KPK Diminta Lebih Keras Dorong Pengungkapan Kasus Novel

 
 
JAKARTA, EDUNEWS.ID – Kasus teror penyiraman air keras kepada penyidik Komisi Pemberantasan Korupsi (KPK) Novel Baswedan belum terungkap meski sudah berjalan satu tahun. Tak pelak, kinerja Polri pun dipertanyakan atas belum terungkapnya pelaku teror.

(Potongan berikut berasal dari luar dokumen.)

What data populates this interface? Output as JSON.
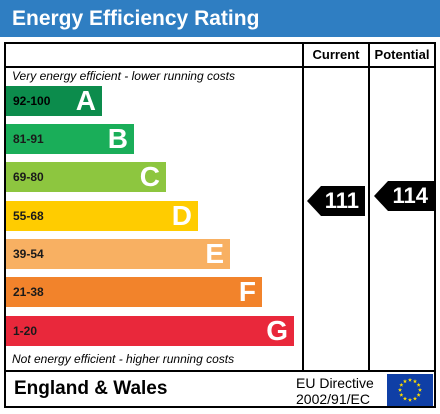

Direktur Pusdikham UHAMKA, Maneger Nasution mengatakan, Novel tidak memperoleh haknya untuk mengetahui pelaku teror terhadap dirinya (rights to know). Karena itu, Maneger meminta pimpinan lembaga antirasuah dapat berjuang lebih keras mendorong agar kasus tersebut segera terungkap.

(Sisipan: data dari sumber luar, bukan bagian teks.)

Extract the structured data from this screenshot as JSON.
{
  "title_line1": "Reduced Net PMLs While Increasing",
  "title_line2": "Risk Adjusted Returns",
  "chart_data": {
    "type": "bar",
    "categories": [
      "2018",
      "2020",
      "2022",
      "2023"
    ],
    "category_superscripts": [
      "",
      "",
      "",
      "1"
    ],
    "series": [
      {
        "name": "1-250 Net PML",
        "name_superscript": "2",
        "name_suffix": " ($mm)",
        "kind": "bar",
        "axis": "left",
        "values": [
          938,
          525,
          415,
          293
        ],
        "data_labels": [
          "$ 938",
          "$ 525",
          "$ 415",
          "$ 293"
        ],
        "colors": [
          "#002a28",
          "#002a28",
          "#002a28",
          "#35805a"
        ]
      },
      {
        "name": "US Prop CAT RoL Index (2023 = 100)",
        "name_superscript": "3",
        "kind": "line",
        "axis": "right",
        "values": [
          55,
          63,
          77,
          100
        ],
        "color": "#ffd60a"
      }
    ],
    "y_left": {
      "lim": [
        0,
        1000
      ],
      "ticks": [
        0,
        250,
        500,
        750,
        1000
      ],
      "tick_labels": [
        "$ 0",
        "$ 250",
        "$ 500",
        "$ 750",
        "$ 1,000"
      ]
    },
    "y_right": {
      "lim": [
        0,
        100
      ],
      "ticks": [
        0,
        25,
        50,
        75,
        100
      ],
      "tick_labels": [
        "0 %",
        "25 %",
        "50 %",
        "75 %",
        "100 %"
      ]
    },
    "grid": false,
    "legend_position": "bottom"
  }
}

“Dan memastikan agar Novel diterima kembali bekerja sebagai penyidik dan keluarga besar KPK,” kata Maneger, Kamis (12/4/2018). Selain itu, Maneger juga mendorong Komnas HAM menggunakan mandatnya untuk mengawasi secara lebih ketat kinerja Polri dalam menuntaskan kasus ini.
“Bahkan karena sudah setahun, Komnas HAM patut membentuk semacam tim ad hoc kasus Novel dengan melibatkan unsur masyarakat sipil antikorupsi. Atau merekomendasikan presiden membentuk semacam TGPF kasus ini,” tegas Mantan Komisioner Komnas HAM itu.
Lebih lanjut, Maneger juga meminta Presiden Joko Widodo (Jokowi) segera membentuk Tim Gabungan Pencari Fakta Independen (TGPF) untuk mengungkap kasus Novel demi kepastian hukum yang bersangkutan, beserta pemenuhan hak Novel untuk mengetahui pelaku teror terhadap dirinya.
“Dan menjamin peristiwa yang sama tidak terulang lagi di masa mendatang,” ujarnya.
Novel Baswedan disiram air keras saat pulang salat subuh berjamaah di masjid sekitar rumahnya di kawasan Kelapa Gading, Jakarta Utara, pada 11 April 2017. Akibat siraman air keras itu, mata Novel mengalami kerusakan.
Novel sudah menjalani dua kali operasi besar di Singapura. Pada operasi pertama, mata kanan Novel Baswedan mulai bisa melihat dan mengalami pemulihan yang signifikan. Operasi kedua dilakukan pada Jumat 23 Maret 2018.
Banyak pihak menduga kasus teror air keras terhadap Novel Baswedan punya kaitan dengan sikap Novel yang gencar menyidik berbagai kasus korupsi besar yang melibatkan orang-orang berpengaruh.